Mesela vapurda seyahat ediyorsunuz yanınızdaki bir yolcu ile tanıştınız din namına bir şeyler anlatmak istiyorsunuz. Ona namaz kılıyor musun? Oruç tutuyor musun? Hanımın kapalı mı? Gibi amel ile ilgili sorular sormak yerine, sağlam bir amelin üstüne bina edilebileceği iman hakikatlarından bahsetmek daha güzel ve hikmetli olur. Mesela yanımızdaki bu kişiye şöyle diyebiliriz. Bak kardeşim, denize bir taş atıyorsun batıyor, koskoca gemiler batmıyor bu nasıl oluyor diyerek, Rabbimizin bunları bize nasıl musahhar kıldığını, bunlardaki hikmetleri, güzellikleri anlatabiliriz.
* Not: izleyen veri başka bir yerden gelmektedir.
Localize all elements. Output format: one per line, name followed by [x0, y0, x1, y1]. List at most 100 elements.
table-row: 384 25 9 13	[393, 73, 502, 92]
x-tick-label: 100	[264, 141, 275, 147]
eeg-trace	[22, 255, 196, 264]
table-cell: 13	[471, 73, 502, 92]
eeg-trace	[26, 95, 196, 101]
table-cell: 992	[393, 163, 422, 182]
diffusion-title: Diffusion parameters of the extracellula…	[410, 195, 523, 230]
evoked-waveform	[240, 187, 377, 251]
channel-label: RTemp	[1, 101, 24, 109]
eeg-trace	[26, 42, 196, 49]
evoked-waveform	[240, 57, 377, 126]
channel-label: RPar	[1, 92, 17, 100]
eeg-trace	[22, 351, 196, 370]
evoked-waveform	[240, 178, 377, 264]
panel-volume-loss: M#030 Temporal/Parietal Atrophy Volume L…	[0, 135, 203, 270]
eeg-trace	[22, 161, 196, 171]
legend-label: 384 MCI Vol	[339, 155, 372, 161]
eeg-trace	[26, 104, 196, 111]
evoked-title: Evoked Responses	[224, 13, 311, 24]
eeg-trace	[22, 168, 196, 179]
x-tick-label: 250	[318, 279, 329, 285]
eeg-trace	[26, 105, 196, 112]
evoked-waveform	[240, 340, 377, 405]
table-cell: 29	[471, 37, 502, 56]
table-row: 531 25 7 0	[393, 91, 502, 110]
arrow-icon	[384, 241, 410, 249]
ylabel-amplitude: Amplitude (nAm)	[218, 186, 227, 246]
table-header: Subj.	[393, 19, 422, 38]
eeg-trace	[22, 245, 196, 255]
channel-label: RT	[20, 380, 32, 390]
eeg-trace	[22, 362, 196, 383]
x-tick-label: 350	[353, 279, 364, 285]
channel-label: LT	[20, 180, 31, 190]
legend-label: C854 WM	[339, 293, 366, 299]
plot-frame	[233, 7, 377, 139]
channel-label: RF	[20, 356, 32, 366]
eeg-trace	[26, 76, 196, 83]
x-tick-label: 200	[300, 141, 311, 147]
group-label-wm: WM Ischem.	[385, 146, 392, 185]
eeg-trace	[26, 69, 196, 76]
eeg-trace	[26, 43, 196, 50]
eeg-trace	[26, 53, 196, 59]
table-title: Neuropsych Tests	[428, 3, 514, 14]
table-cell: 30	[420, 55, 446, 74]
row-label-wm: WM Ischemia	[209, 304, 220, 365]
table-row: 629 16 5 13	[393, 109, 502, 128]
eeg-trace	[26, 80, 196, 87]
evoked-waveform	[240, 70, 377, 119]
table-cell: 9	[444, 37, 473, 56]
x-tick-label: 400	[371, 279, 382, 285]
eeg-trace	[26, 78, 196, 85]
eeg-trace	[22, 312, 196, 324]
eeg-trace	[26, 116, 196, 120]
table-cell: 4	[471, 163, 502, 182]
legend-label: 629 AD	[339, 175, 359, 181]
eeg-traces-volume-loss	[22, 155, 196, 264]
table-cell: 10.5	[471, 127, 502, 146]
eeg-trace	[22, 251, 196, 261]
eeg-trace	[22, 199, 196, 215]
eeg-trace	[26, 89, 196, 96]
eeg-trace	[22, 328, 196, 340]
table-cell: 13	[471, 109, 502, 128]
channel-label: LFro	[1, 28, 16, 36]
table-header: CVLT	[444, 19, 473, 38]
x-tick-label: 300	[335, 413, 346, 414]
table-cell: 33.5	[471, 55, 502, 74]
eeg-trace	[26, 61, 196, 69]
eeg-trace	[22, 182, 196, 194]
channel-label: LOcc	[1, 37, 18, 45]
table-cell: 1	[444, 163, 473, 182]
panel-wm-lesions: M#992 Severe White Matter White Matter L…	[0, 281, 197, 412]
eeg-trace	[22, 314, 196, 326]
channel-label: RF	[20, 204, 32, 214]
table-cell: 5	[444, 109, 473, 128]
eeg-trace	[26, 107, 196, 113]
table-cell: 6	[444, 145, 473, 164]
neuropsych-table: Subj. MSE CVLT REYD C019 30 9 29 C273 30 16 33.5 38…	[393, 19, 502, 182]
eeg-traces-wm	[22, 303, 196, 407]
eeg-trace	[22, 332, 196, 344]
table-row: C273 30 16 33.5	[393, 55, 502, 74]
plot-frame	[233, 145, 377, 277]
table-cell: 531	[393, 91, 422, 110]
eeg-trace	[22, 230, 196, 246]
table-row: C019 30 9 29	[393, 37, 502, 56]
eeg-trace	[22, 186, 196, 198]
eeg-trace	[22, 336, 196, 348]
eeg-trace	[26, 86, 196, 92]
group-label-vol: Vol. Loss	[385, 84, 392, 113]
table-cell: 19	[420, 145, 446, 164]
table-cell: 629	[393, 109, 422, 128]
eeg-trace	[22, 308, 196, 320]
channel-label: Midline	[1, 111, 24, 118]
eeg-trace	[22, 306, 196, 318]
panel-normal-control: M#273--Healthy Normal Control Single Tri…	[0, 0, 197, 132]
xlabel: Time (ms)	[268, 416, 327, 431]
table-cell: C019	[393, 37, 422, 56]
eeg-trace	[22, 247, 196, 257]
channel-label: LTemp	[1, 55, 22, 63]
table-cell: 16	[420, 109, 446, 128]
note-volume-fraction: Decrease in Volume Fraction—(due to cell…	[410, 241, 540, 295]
Çünkü Rabbimiz Bakara Suresi 164. Ayeti Kerimede
“İnsanlara fayda veren şeylerle (yüklü olarak) denizde akıp giden gemilerde… Akıl erdirecek bir topluluk için (Allah’ın varlığına ve birliğine deliller vardır)” buyurmaktadır.
Bir de içinde bulunduğumuz nimetlere şükür ile mukabele etmek gerektir. Çünkü şükür nimeti ziyadeleştirir gafleti dağıtır. Bizim memleketimiz âlem i İslam a kıyaslandığında cennet hükmündedir. Ülkemizde yapılan bu hizmetler doksan küsür seneden beri devam etmektedir. Yapılan bu hizmetler memleketimiz için sadaka hükmündedir. Bela ve musibetlerin define vesiledir inşallah.
Bediüzzaman Hazetlerinin ifadesiyle
“Risale-i Nur asayişin temel taşına hizmet eden bir sadaka-i makbule hükmündedir. Maddî ve manevî tehlikelerden bu memleketi muhafazaya vesile olduğu tahakkuk eden bir hakikat-ı Kur'aniyedir. Cenab ı Mevla memleketimiz başta olmak üzere tüm bilad i islamiyeyi her türlü bela ve musibetlerden muhafaza buyursun. Yaşanan bu sıkıntı ve musibetleri ittihad ı İslam a, birlik ve beraberliğimize vesile kılsın. Her kışın bir baharı, her gecenin bir sabahı olduğu gibi çok kararan bu gecelerimizin sabahı yakındır inşallah
"Evet ümidvar olunuz, şu istikbal inkılabı içinde en yüksek gür sadâ, İslâm'ın sadâsı olacaktır!